I was chatting with a colleague a while back, and expressing my concern that family farms around here are dying just at the time when I'd like to see (and momentum is starting to build behind) more localized food production. We have a number of "farmer's markets" in and around Backboro, but probably half of the produce sold there (and maybe more than half, this year) is commercial product from California, or Mexico, or Chile. Local farmland's getting sold off for residential lots or consolidated under corporate ownership; farm kids are going to school to learn marketing, or computer technology, or retail management.

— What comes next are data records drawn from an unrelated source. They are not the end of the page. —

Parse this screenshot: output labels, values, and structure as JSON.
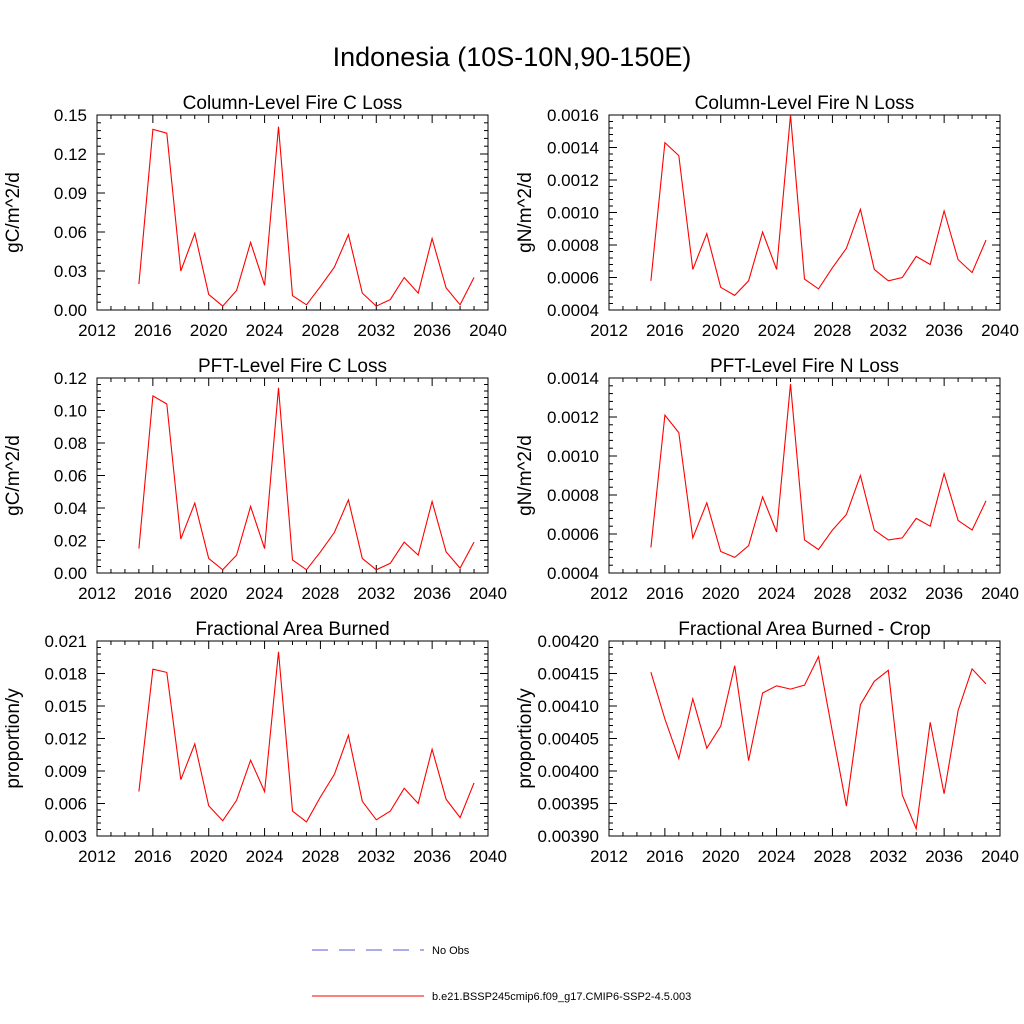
{
  "figure_title": "Indonesia (10S-10N,90-150E)",
  "legend": {
    "items": [
      {
        "label": "No Obs",
        "color": "#5a5ad6",
        "style": "dashed"
      },
      {
        "label": "b.e21.BSSP245cmip6.f09_g17.CMIP6-SSP2-4.5.003",
        "color": "#ff0000",
        "style": "solid"
      }
    ]
  },
  "chart_data": [
    {
      "type": "line",
      "title": "Column-Level Fire C Loss",
      "xlabel": "",
      "ylabel": "gC/m^2/d",
      "xlim": [
        2012,
        2040
      ],
      "ylim": [
        0,
        0.15
      ],
      "xticks": [
        "2012",
        "2016",
        "2020",
        "2024",
        "2028",
        "2032",
        "2036",
        "2040"
      ],
      "yticks": [
        "0.00",
        "0.03",
        "0.06",
        "0.09",
        "0.12",
        "0.15"
      ],
      "x": [
        2015,
        2016,
        2017,
        2018,
        2019,
        2020,
        2021,
        2022,
        2023,
        2024,
        2025,
        2026,
        2027,
        2028,
        2029,
        2030,
        2031,
        2032,
        2033,
        2034,
        2035,
        2036,
        2037,
        2038,
        2039
      ],
      "series": [
        {
          "name": "b.e21.BSSP245cmip6.f09_g17.CMIP6-SSP2-4.5.003",
          "color": "#ff0000",
          "values": [
            0.02,
            0.139,
            0.136,
            0.03,
            0.059,
            0.012,
            0.003,
            0.015,
            0.052,
            0.019,
            0.141,
            0.011,
            0.004,
            0.018,
            0.033,
            0.058,
            0.013,
            0.003,
            0.008,
            0.025,
            0.013,
            0.055,
            0.017,
            0.004,
            0.025
          ]
        }
      ]
    },
    {
      "type": "line",
      "title": "Column-Level Fire N Loss",
      "xlabel": "",
      "ylabel": "gN/m^2/d",
      "xlim": [
        2012,
        2040
      ],
      "ylim": [
        0.0004,
        0.0016
      ],
      "xticks": [
        "2012",
        "2016",
        "2020",
        "2024",
        "2028",
        "2032",
        "2036",
        "2040"
      ],
      "yticks": [
        "0.0004",
        "0.0006",
        "0.0008",
        "0.0010",
        "0.0012",
        "0.0014",
        "0.0016"
      ],
      "x": [
        2015,
        2016,
        2017,
        2018,
        2019,
        2020,
        2021,
        2022,
        2023,
        2024,
        2025,
        2026,
        2027,
        2028,
        2029,
        2030,
        2031,
        2032,
        2033,
        2034,
        2035,
        2036,
        2037,
        2038,
        2039
      ],
      "series": [
        {
          "name": "b.e21.BSSP245cmip6.f09_g17.CMIP6-SSP2-4.5.003",
          "color": "#ff0000",
          "values": [
            0.00058,
            0.00143,
            0.00135,
            0.00065,
            0.00087,
            0.00054,
            0.00049,
            0.00058,
            0.00088,
            0.00065,
            0.0016,
            0.00059,
            0.00053,
            0.00066,
            0.00078,
            0.00102,
            0.00065,
            0.00058,
            0.0006,
            0.00073,
            0.00068,
            0.00101,
            0.00071,
            0.00063,
            0.00083
          ]
        }
      ]
    },
    {
      "type": "line",
      "title": "PFT-Level Fire C Loss",
      "xlabel": "",
      "ylabel": "gC/m^2/d",
      "xlim": [
        2012,
        2040
      ],
      "ylim": [
        0,
        0.12
      ],
      "xticks": [
        "2012",
        "2016",
        "2020",
        "2024",
        "2028",
        "2032",
        "2036",
        "2040"
      ],
      "yticks": [
        "0.00",
        "0.02",
        "0.04",
        "0.06",
        "0.08",
        "0.10",
        "0.12"
      ],
      "x": [
        2015,
        2016,
        2017,
        2018,
        2019,
        2020,
        2021,
        2022,
        2023,
        2024,
        2025,
        2026,
        2027,
        2028,
        2029,
        2030,
        2031,
        2032,
        2033,
        2034,
        2035,
        2036,
        2037,
        2038,
        2039
      ],
      "series": [
        {
          "name": "b.e21.BSSP245cmip6.f09_g17.CMIP6-SSP2-4.5.003",
          "color": "#ff0000",
          "values": [
            0.015,
            0.109,
            0.104,
            0.021,
            0.043,
            0.009,
            0.002,
            0.011,
            0.041,
            0.015,
            0.114,
            0.008,
            0.002,
            0.013,
            0.025,
            0.045,
            0.009,
            0.002,
            0.006,
            0.019,
            0.011,
            0.044,
            0.013,
            0.003,
            0.019
          ]
        }
      ]
    },
    {
      "type": "line",
      "title": "PFT-Level Fire N Loss",
      "xlabel": "",
      "ylabel": "gN/m^2/d",
      "xlim": [
        2012,
        2040
      ],
      "ylim": [
        0.0004,
        0.0014
      ],
      "xticks": [
        "2012",
        "2016",
        "2020",
        "2024",
        "2028",
        "2032",
        "2036",
        "2040"
      ],
      "yticks": [
        "0.0004",
        "0.0006",
        "0.0008",
        "0.0010",
        "0.0012",
        "0.0014"
      ],
      "x": [
        2015,
        2016,
        2017,
        2018,
        2019,
        2020,
        2021,
        2022,
        2023,
        2024,
        2025,
        2026,
        2027,
        2028,
        2029,
        2030,
        2031,
        2032,
        2033,
        2034,
        2035,
        2036,
        2037,
        2038,
        2039
      ],
      "series": [
        {
          "name": "b.e21.BSSP245cmip6.f09_g17.CMIP6-SSP2-4.5.003",
          "color": "#ff0000",
          "values": [
            0.00053,
            0.00121,
            0.00112,
            0.00058,
            0.00076,
            0.00051,
            0.00048,
            0.00054,
            0.00079,
            0.00061,
            0.00137,
            0.00057,
            0.00052,
            0.00062,
            0.0007,
            0.0009,
            0.00062,
            0.00057,
            0.00058,
            0.00068,
            0.00064,
            0.00091,
            0.00067,
            0.00062,
            0.00077
          ]
        }
      ]
    },
    {
      "type": "line",
      "title": "Fractional Area Burned",
      "xlabel": "",
      "ylabel": "proportion/y",
      "xlim": [
        2012,
        2040
      ],
      "ylim": [
        0.003,
        0.021
      ],
      "xticks": [
        "2012",
        "2016",
        "2020",
        "2024",
        "2028",
        "2032",
        "2036",
        "2040"
      ],
      "yticks": [
        "0.003",
        "0.006",
        "0.009",
        "0.012",
        "0.015",
        "0.018",
        "0.021"
      ],
      "x": [
        2015,
        2016,
        2017,
        2018,
        2019,
        2020,
        2021,
        2022,
        2023,
        2024,
        2025,
        2026,
        2027,
        2028,
        2029,
        2030,
        2031,
        2032,
        2033,
        2034,
        2035,
        2036,
        2037,
        2038,
        2039
      ],
      "series": [
        {
          "name": "b.e21.BSSP245cmip6.f09_g17.CMIP6-SSP2-4.5.003",
          "color": "#ff0000",
          "values": [
            0.0071,
            0.0184,
            0.0181,
            0.0082,
            0.0115,
            0.0058,
            0.0044,
            0.0063,
            0.01,
            0.0071,
            0.02,
            0.0053,
            0.0043,
            0.0066,
            0.0087,
            0.0123,
            0.0062,
            0.0045,
            0.0053,
            0.0074,
            0.006,
            0.011,
            0.0064,
            0.0047,
            0.0079
          ]
        }
      ]
    },
    {
      "type": "line",
      "title": "Fractional Area Burned - Crop",
      "xlabel": "",
      "ylabel": "proportion/y",
      "xlim": [
        2012,
        2040
      ],
      "ylim": [
        0.0039,
        0.0042
      ],
      "xticks": [
        "2012",
        "2016",
        "2020",
        "2024",
        "2028",
        "2032",
        "2036",
        "2040"
      ],
      "yticks": [
        "0.00390",
        "0.00395",
        "0.00400",
        "0.00405",
        "0.00410",
        "0.00415",
        "0.00420"
      ],
      "x": [
        2015,
        2016,
        2017,
        2018,
        2019,
        2020,
        2021,
        2022,
        2023,
        2024,
        2025,
        2026,
        2027,
        2028,
        2029,
        2030,
        2031,
        2032,
        2033,
        2034,
        2035,
        2036,
        2037,
        2038,
        2039
      ],
      "series": [
        {
          "name": "b.e21.BSSP245cmip6.f09_g17.CMIP6-SSP2-4.5.003",
          "color": "#ff0000",
          "values": [
            0.004152,
            0.00408,
            0.004019,
            0.004111,
            0.004035,
            0.004069,
            0.004162,
            0.004016,
            0.00412,
            0.004131,
            0.004126,
            0.004132,
            0.004176,
            0.00406,
            0.003946,
            0.004102,
            0.004138,
            0.004155,
            0.003963,
            0.003911,
            0.004075,
            0.003965,
            0.004093,
            0.004157,
            0.004134
          ]
        }
      ]
    }
  ]
}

What concerns me is that low-emission farming is labor-intensive farming. As a result, the economies of corporate-sized scale pretty much disappear. Local food production, low-emission food production, could well be the salvation of the family farm -- at least, in the north-eastern USA. But you can't save the family farm when there aren't any more family farms to save, and you can't have family farms without family farmers, and while family farmers don't have to be born, that's the easiest way to go. If you're going to train someone to be a family farmer, the trainer better be someone who grew up farming. Even then, it takes a while (several years for niche herb and vegetable production, longer for truck farmers, longer still for stock farmers). And we're running out of folks qualified to be trainers. Not to put too fine a point on it, they're dieing off. And State Land-grant U isn't in the business of filling that need.
I heard once that if you wanted to build a new Gothic cathedral today, you couldn't do it. The story was that there just aren't any stonecutters with the right skillset any more. I can't swear to the truth of it, but it wouldn't surprise me. After all, family farms hit their hay-day (sorry!) a lot more recently that Gothic cathedrals did. And, absent the necessary attention, they crumble to dust a lot faster.